I think last week was great! I got up every day when my husband left for work. I worked out first thing instead of dicking around until afternoon, resenting the fact that exercise loomed ahead. I drank 10 cups of water each day, spreading out through the morning and afternoon, rather than trying to cram it in my exercise window.
Two big things I noticed last week are my overall attitude and the time I spent with my son. I was in a much better mood last week than I had been in previous weeks. As a result, I think, I spent more time playing games with my kid. We actually have a nightly game time now. I guess, because I'm not distracted by exercise all day, I have better structure in my daily life. It's easier to enjoy time with my son when I don't have the anticipation of another workout. I really like this. It makes me feel like less of a crappy mom.
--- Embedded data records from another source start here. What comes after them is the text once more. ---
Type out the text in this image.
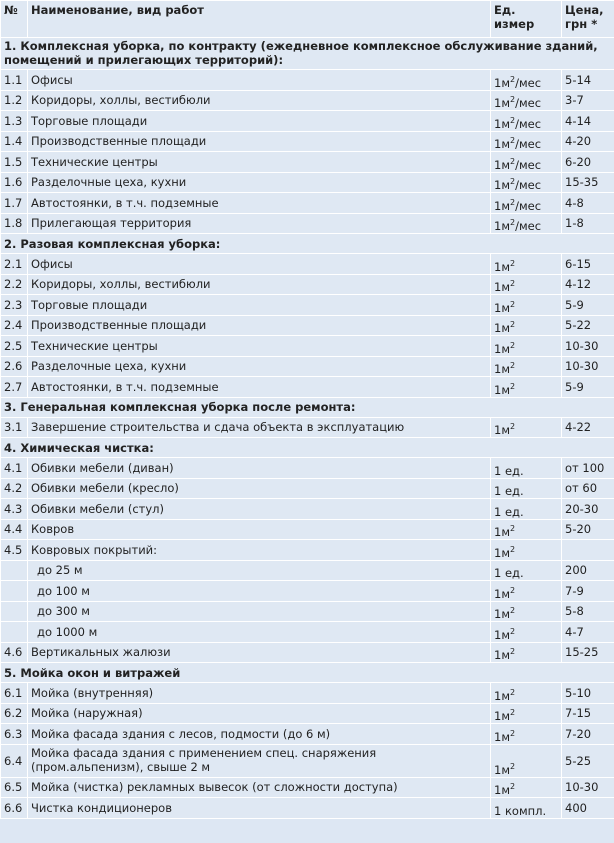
№	Наименование, вид работ	Ед. измер	Цена, грн *
1. Комплексная уборка, по контракту (ежедневное комплексное обслуживание зданий, помещений и прилегающих территорий):			
1.1	Офисы	$1м^2$/мес	5-14
1.2	Коридоры, холлы, вестибюли	$1м^2$/мес	3-7
1.3	Торговые площади	$1м^2$/мес	4-14
1.4	Производственные площади	$1м^2$/мес	4-20
1.5	Технические центры	$1м^2$/мес	6-20
1.6	Разделочные цеха, кухни	$1м^2$/мес	15-35
1.7	Автостоянки, в т.ч. подземные	$1м^2$/мес	4-8
1.8	Прилегающая территория	$1м^2$/мес	1-8
2. Разовая комплексная уборка:			
2.1	Офисы	$1м^2$	6-15
2.2	Коридоры, холлы, вестибюли	$1м^2$	4-12
2.3	Торговые площади	$1м^2$	5-9
2.4	Производственные площади	$1м^2$	5-22
2.5	Технические центры	$1м^2$	10-30
2.6	Разделочные цеха, кухни	$1м^2$	10-30
2.7	Автостоянки, в т.ч. подземные	$1м^2$	5-9
3. Генеральная комплексная уборка после ремонта:			
3.1	Завершение строительства и сдача объекта в эксплуатацию	$1м^2$	4-22
4. Химическая чистка:			
4.1	Обивки мебели (диван)	1 ед.	от 100
4.2	Обивки мебели (кресло)	1 ед.	от 60
4.3	Обивки мебели (стул)	1 ед.	20-30
4.4	Ковров	$1м^2$	5-20
4.5	Ковровых покрытий:	$1м^2$	
	до 25 м	1 ед.	200
	до 100 м	$1м^2$	7-9
	до 300 м	$1м^2$	5-8
	до 1000 м	$1м^2$	4-7
4.6	Вертикальных жалюзи	$1м^2$	15-25
5. Мойка окон и витражей			
6.1	Мойка (внутренняя)	$1м^2$	5-10
6.2	Мойка (наружная)	$1м^2$	7-15
6.3	Мойка фасада здания с лесов, подмости (до 6 м)	$1м^2$	7-20
6.4	Мойка фасада здания с применением спец. снаряжения (пром.альпенизм), свыше 2 м	$1м^2$	5-25
6.5	Мойка (чистка) рекламных вывесок (от сложности доступа)	$1м^2$	10-30
6.6	Чистка кондиционеров	1 компл.	400
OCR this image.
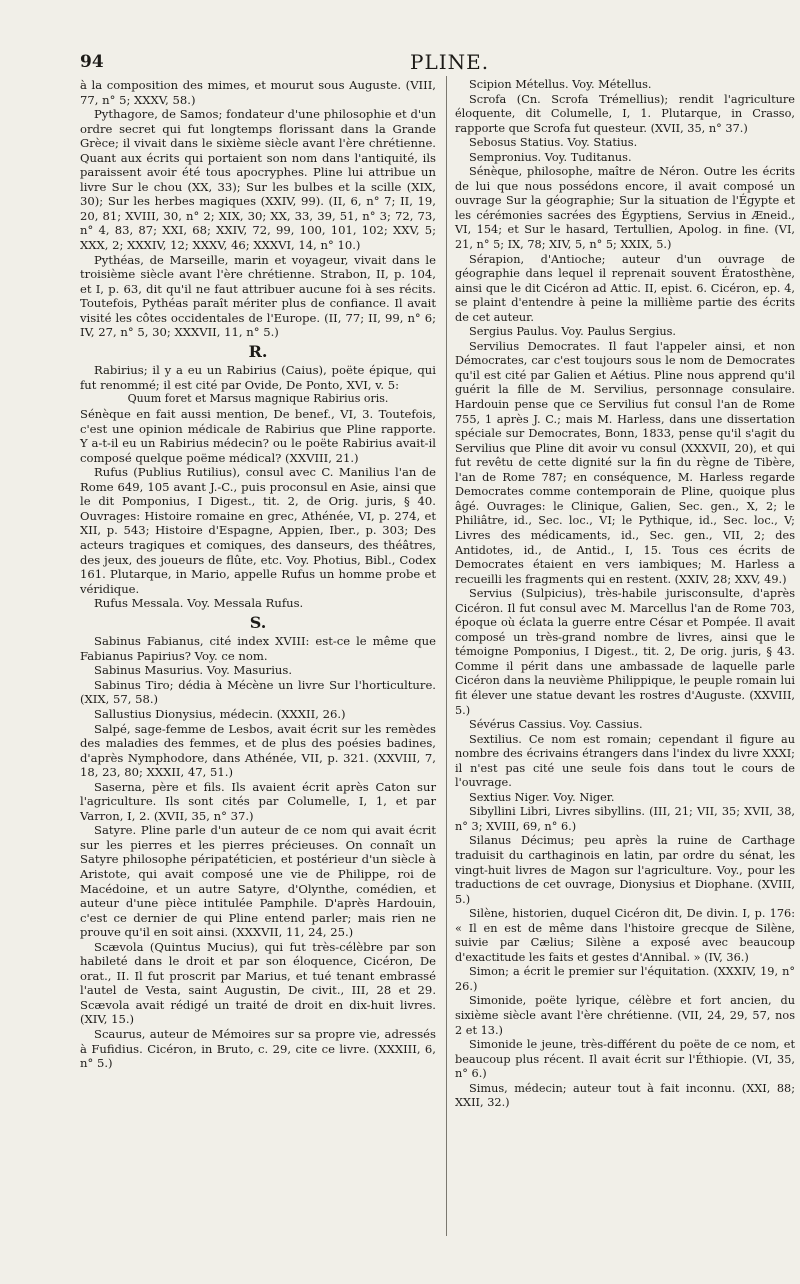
94	PLINE.

à la composition des mimes, et mourut sous Auguste. (VIII, 77, n° 5; XXXV, 58.)

Pythagore, de Samos; fondateur d'une philosophie et d'un ordre secret qui fut longtemps florissant dans la Grande Grèce; il vivait dans le sixième siècle avant l'ère chrétienne. Quant aux écrits qui portaient son nom dans l'antiquité, ils paraissent avoir été tous apocryphes. Pline lui attribue un livre Sur le chou (XX, 33); Sur les bulbes et la scille (XIX, 30); Sur les herbes magiques (XXIV, 99). (II, 6, n° 7; II, 19, 20, 81; XVIII, 30, n° 2; XIX, 30; XX, 33, 39, 51, n° 3; 72, 73, n° 4, 83, 87; XXI, 68; XXIV, 72, 99, 100, 101, 102; XXV, 5; XXX, 2; XXXIV, 12; XXXV, 46; XXXVI, 14, n° 10.)

Pythéas, de Marseille, marin et voyageur, vivait dans le troisième siècle avant l'ère chrétienne. Strabon, II, p. 104, et I, p. 63, dit qu'il ne faut attribuer aucune foi à ses récits. Toutefois, Pythéas paraît mériter plus de confiance. Il avait visité les côtes occidentales de l'Europe. (II, 77; II, 99, n° 6; IV, 27, n° 5, 30; XXXVII, 11, n° 5.)

R.

Rabirius; il y a eu un Rabirius (Caius), poëte épique, qui fut renommé; il est cité par Ovide, De Ponto, XVI, v. 5:

Quum foret et Marsus magnique Rabirius oris.

Sénèque en fait aussi mention, De benef., VI, 3. Toutefois, c'est une opinion médicale de Rabirius que Pline rapporte. Y a-t-il eu un Rabirius médecin? ou le poëte Rabirius avait-il composé quelque poëme médical? (XXVIII, 21.)

Rufus (Publius Rutilius), consul avec C. Manilius l'an de Rome 649, 105 avant J.-C., puis proconsul en Asie, ainsi que le dit Pomponius, I Digest., tit. 2, de Orig. juris, § 40. Ouvrages: Histoire romaine en grec, Athénée, VI, p. 274, et XII, p. 543; Histoire d'Espagne, Appien, Iber., p. 303; Des acteurs tragiques et comiques, des danseurs, des théâtres, des jeux, des joueurs de flûte, etc. Voy. Photius, Bibl., Codex 161. Plutarque, in Mario, appelle Rufus un homme probe et véridique.

Rufus Messala. Voy. Messala Rufus.

S.

Sabinus Fabianus, cité index XVIII: est-ce le même que Fabianus Papirius? Voy. ce nom.

Sabinus Masurius. Voy. Masurius.

Sabinus Tiro; dédia à Mécène un livre Sur l'horticulture. (XIX, 57, 58.)

Sallustius Dionysius, médecin. (XXXII, 26.)

Salpé, sage-femme de Lesbos, avait écrit sur les remèdes des maladies des femmes, et de plus des poésies badines, d'après Nymphodore, dans Athénée, VII, p. 321. (XXVIII, 7, 18, 23, 80; XXXII, 47, 51.)

Saserna, père et fils. Ils avaient écrit après Caton sur l'agriculture. Ils sont cités par Columelle, I, 1, et par Varron, I, 2. (XVII, 35, n° 37.)

Satyre. Pline parle d'un auteur de ce nom qui avait écrit sur les pierres et les pierres précieuses. On connaît un Satyre philosophe péripatéticien, et postérieur d'un siècle à Aristote, qui avait composé une vie de Philippe, roi de Macédoine, et un autre Satyre, d'Olynthe, comédien, et auteur d'une pièce intitulée Pamphile. D'après Hardouin, c'est ce dernier de qui Pline entend parler; mais rien ne prouve qu'il en soit ainsi. (XXXVII, 11, 24, 25.)

Scævola (Quintus Mucius), qui fut très-célèbre par son habileté dans le droit et par son éloquence, Cicéron, De orat., II. Il fut proscrit par Marius, et tué tenant embrassé l'autel de Vesta, saint Augustin, De civit., III, 28 et 29. Scævola avait rédigé un traité de droit en dix-huit livres. (XIV, 15.)

Scaurus, auteur de Mémoires sur sa propre vie, adressés à Fufidius. Cicéron, in Bruto, c. 29, cite ce livre. (XXXIII, 6, n° 5.)

Scipion Métellus. Voy. Métellus.

Scrofa (Cn. Scrofa Trémellius); rendit l'agriculture éloquente, dit Columelle, I, 1. Plutarque, in Crasso, rapporte que Scrofa fut questeur. (XVII, 35, n° 37.)

Sebosus Statius. Voy. Statius.

Sempronius. Voy. Tuditanus.

Sénèque, philosophe, maître de Néron. Outre les écrits de lui que nous possédons encore, il avait composé un ouvrage Sur la géographie; Sur la situation de l'Égypte et les cérémonies sacrées des Égyptiens, Servius in Æneid., VI, 154; et Sur le hasard, Tertullien, Apolog. in fine. (VI, 21, n° 5; IX, 78; XIV, 5, n° 5; XXIX, 5.)

Sérapion, d'Antioche; auteur d'un ouvrage de géographie dans lequel il reprenait souvent Ératosthène, ainsi que le dit Cicéron ad Attic. II, epist. 6. Cicéron, ep. 4, se plaint d'entendre à peine la millième partie des écrits de cet auteur.

Sergius Paulus. Voy. Paulus Sergius.

Servilius Democrates. Il faut l'appeler ainsi, et non Démocrates, car c'est toujours sous le nom de Democrates qu'il est cité par Galien et Aétius. Pline nous apprend qu'il guérit la fille de M. Servilius, personnage consulaire. Hardouin pense que ce Servilius fut consul l'an de Rome 755, 1 après J. C.; mais M. Harless, dans une dissertation spéciale sur Democrates, Bonn, 1833, pense qu'il s'agit du Servilius que Pline dit avoir vu consul (XXXVII, 20), et qui fut revêtu de cette dignité sur la fin du règne de Tibère, l'an de Rome 787; en conséquence, M. Harless regarde Democrates comme contemporain de Pline, quoique plus âgé. Ouvrages: le Clinique, Galien, Sec. gen., X, 2; le Philiâtre, id., Sec. loc., VI; le Pythique, id., Sec. loc., V; Livres des médicaments, id., Sec. gen., VII, 2; des Antidotes, id., de Antid., I, 15. Tous ces écrits de Democrates étaient en vers iambiques; M. Harless a recueilli les fragments qui en restent. (XXIV, 28; XXV, 49.)

Servius (Sulpicius), très-habile jurisconsulte, d'après Cicéron. Il fut consul avec M. Marcellus l'an de Rome 703, époque où éclata la guerre entre César et Pompée. Il avait composé un très-grand nombre de livres, ainsi que le témoigne Pomponius, I Digest., tit. 2, De orig. juris, § 43. Comme il périt dans une ambassade de laquelle parle Cicéron dans la neuvième Philippique, le peuple romain lui fit élever une statue devant les rostres d'Auguste. (XXVIII, 5.)

Sévérus Cassius. Voy. Cassius.

Sextilius. Ce nom est romain; cependant il figure au nombre des écrivains étrangers dans l'index du livre XXXI; il n'est pas cité une seule fois dans tout le cours de l'ouvrage.

Sextius Niger. Voy. Niger.

Sibyllini Libri, Livres sibyllins. (III, 21; VII, 35; XVII, 38, n° 3; XVIII, 69, n° 6.)

Silanus Décimus; peu après la ruine de Carthage traduisit du carthaginois en latin, par ordre du sénat, les vingt-huit livres de Magon sur l'agriculture. Voy., pour les traductions de cet ouvrage, Dionysius et Diophane. (XVIII, 5.)

Silène, historien, duquel Cicéron dit, De divin. I, p. 176: « Il en est de même dans l'histoire grecque de Silène, suivie par Cælius; Silène a exposé avec beaucoup d'exactitude les faits et gestes d'Annibal. » (IV, 36.)

Simon; a écrit le premier sur l'équitation. (XXXIV, 19, n° 26.)

Simonide, poëte lyrique, célèbre et fort ancien, du sixième siècle avant l'ère chrétienne. (VII, 24, 29, 57, nos 2 et 13.)

Simonide le jeune, très-différent du poëte de ce nom, et beaucoup plus récent. Il avait écrit sur l'Éthiopie. (VI, 35, n° 6.)

Simus, médecin; auteur tout à fait inconnu. (XXI, 88; XXII, 32.)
Something I plan to do weekly is go back and look at my goals for this challenge, to see how I'm doing. So far, so good, I'd say. My goal of weighing no more than once a week is a bit messed up because I did hop on the scale this morning, just to see how yesterday's free day affected me. Now that I know that I can't have a free day, I will be staying off the scale, except for Sundays.
I know both BFL and BFF advocate a day off plan to sort of shake your body up and keep it guessing. Free days aren't intended to be a "gorge yourself with all you can eat" event, I know. I'd intended to eat pretty clean, then enjoy one or two snacks I wouldn't normally have. That's how my free day started out. I had a normal breakfast, then I got hungry, really hungry! I had BFL style meal a little earlier than normal. Then another at the regularly scheduled time. Then I lost it. I had some pork rinds and some cheese - certainly not horrible things to eat, especially considering I'm still an Atkid at heart and try to eat Atkins style if I can't be on plan.
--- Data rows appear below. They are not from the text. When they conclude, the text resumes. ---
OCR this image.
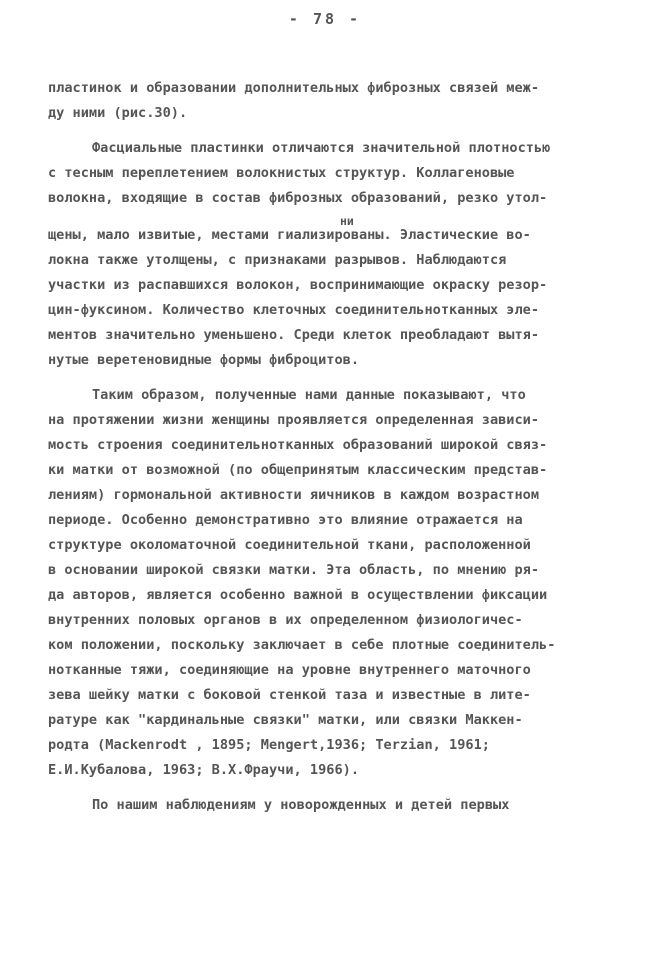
- 78 -
пластинок и образовании дополнительных фиброзных связей меж-
ду ними (рис.30).
Фасциальные пластинки отличаются значительной плотностью
с тесным переплетением волокнистых структур. Коллагеновые
волокна, входящие в состав фиброзных образований, резко утол-
ни
щены, мало извитые, местами гиализированы. Эластические во-
локна также утолщены, с признаками разрывов. Наблюдаются
участки из распавшихся волокон, воспринимающие окраску резор-
цин-фуксином. Количество клеточных соединительнотканных эле-
ментов значительно уменьшено. Среди клеток преобладают вытя-
нутые веретеновидные формы фиброцитов.
Таким образом, полученные нами данные показывают, что
на протяжении жизни женщины проявляется определенная зависи-
мость строения соединительнотканных образований широкой связ-
ки матки от возможной (по общепринятым классическим представ-
лениям) гормональной активности яичников в каждом возрастном
периоде. Особенно демонстративно это влияние отражается на
структуре околоматочной соединительной ткани, расположенной
в основании широкой связки матки. Эта область, по мнению ря-
да авторов, является особенно важной в осуществлении фиксации
внутренних половых органов в их определенном физиологичес-
ком положении, поскольку заключает в себе плотные соединитель-
нотканные тяжи, соединяющие на уровне внутреннего маточного
зева шейку матки с боковой стенкой таза и известные в лите-
ратуре как "кардинальные связки" матки, или связки Маккен-
родта (Mackenrodt , 1895; Mengert,1936; Terzian, 1961;
Е.И.Кубалова, 1963; В.Х.Фраучи, 1966).
По нашим наблюдениям у новорожденных и детей первых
Dinner is what messed me up. I made meatballs (perfectly fine) and used some Barilla Plus spaghetti and sweet pepper sauce. It was delicious!!! And I couldn't eat that much of it. After a week of eating small meals, my body just couldn't handle a large one. I felt icky. But an hour after dinner, I was hungry again. So I had some more spaghetti. Icky again.
Then the kicker. As I was preparing to make jalapeno poppers, I saw my son's bowl of M&Ms. The angel on my right shoulder said, "No, don't eat that kid's candy!!" The devil on my left said, "It's your free day. Eat the candy!" Damn that devil.